Bipartite information space

Although a general efficient algorithm is good to have, it may not explore the full structure of a particular problem. One interesting property of our problem is that the distribution of targets in the shadows mimics network commodity flow. Another intrinsic and key property of our problem is that, in many cases, the relative order of component events does not affect the possible target distribution in the shadows. For example, the two sequences of component events from Fig. 9 are equivalent: the set of shadows at $t = t_f$ are basically the same.

Figure 9: Two sequences of component events that are equivalent for task of estimating lower and upper bounds on the number of targets in the shadows at time $t = t_f$ .

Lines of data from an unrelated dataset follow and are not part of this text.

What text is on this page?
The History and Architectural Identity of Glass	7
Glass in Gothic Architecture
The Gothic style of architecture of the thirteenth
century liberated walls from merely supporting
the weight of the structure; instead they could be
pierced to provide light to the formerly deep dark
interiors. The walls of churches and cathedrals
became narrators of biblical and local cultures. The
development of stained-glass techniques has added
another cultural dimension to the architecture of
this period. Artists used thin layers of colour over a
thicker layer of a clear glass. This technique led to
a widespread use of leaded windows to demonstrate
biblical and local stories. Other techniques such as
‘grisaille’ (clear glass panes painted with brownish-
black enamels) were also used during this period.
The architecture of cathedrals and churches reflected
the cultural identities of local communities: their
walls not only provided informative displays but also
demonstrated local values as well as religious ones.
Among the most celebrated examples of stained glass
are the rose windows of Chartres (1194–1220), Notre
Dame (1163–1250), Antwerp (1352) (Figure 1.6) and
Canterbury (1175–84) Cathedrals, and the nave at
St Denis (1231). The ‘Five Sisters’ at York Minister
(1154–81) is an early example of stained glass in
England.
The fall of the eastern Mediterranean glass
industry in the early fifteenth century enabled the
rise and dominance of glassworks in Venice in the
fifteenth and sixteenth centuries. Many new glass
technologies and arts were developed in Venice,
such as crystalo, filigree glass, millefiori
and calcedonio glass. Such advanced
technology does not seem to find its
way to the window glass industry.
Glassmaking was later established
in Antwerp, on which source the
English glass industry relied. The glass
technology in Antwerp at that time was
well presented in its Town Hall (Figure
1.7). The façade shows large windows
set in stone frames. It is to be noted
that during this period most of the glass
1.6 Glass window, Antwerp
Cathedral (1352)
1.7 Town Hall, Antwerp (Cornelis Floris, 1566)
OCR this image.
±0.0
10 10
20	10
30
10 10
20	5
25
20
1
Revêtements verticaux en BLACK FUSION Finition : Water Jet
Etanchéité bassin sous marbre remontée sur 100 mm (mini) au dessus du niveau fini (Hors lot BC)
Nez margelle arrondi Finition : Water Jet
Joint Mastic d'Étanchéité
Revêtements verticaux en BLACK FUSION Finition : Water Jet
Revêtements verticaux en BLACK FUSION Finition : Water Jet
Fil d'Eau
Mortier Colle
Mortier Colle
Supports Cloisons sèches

This allows us to safely discard the intermediate shadows to obtain a more compact information space $\mathcal I_{bip}$ , the bipartite information space. The basic idea behind compressing $\mathcal I_{ss}$ into $\mathcal I_{bip}$ is that, since the robots' sensors cannot obtain information from the shadows as the robots move around, the information that really matters is how shadows from the beginning and the current time are related, while discarding the shadows from intermediate times. By conservation of targets in the environment, the number of targets in the shadows at $t = t_0$ and appeared shadows must be equal that in the shadows at $t = t_f$ and disappeared shadows. This hints towards a bipartite graph structure, which is why we denote the space of such I-states the bipartite information space. To do the filtering, the component events are processed individually according to the procedure shown in Fig. 10. By the construction of $\mathcal I_{ss}$ and $\mathcal I_{bip}$ , we have shown that $\mathcal I_{hist}$ , $\mathcal I_{ss}$ , and $\mathcal I_{bip}$ describe the same ILP problem:

Proposition 5   Given that targets move nondeterministically, information from $\mathcal I_{hist}$ and the corresponding $\mathcal I_{ss}$ , $\mathcal I_{bip}$ describe the same ILP problem of the form (6).

PROOF. The invariance from Observation 2 gives us that $\mathcal I_{hist}$ and $\mathcal I_{ss}$ are equivalent in capturing the distribution of hidden targets. To see that $\mathcal I_{ss}$ and $\mathcal I_{bip}$ are equivalent, we may consider each hidden target individually: Any flow of a target along a shadow sequence is possible in the corresponding bipartite structure, by construction. 

Figure 10: Incrementally computing I-states in $\mathcal I_{bip}$ : a) An appear component event in which $a$ targets goes into shadow $s_i$ adds two vertices and an edge, with $a$ associated with the left vertex. b) A split event splits a vertex and all edges pointing to that vertex. c) A merge event collapses two vertices into one and collapses their ingoing edges. d) A disappear event in which $s_i$ is revealed to have $a$ targets in it only associates $a$ with the vertex on the right side.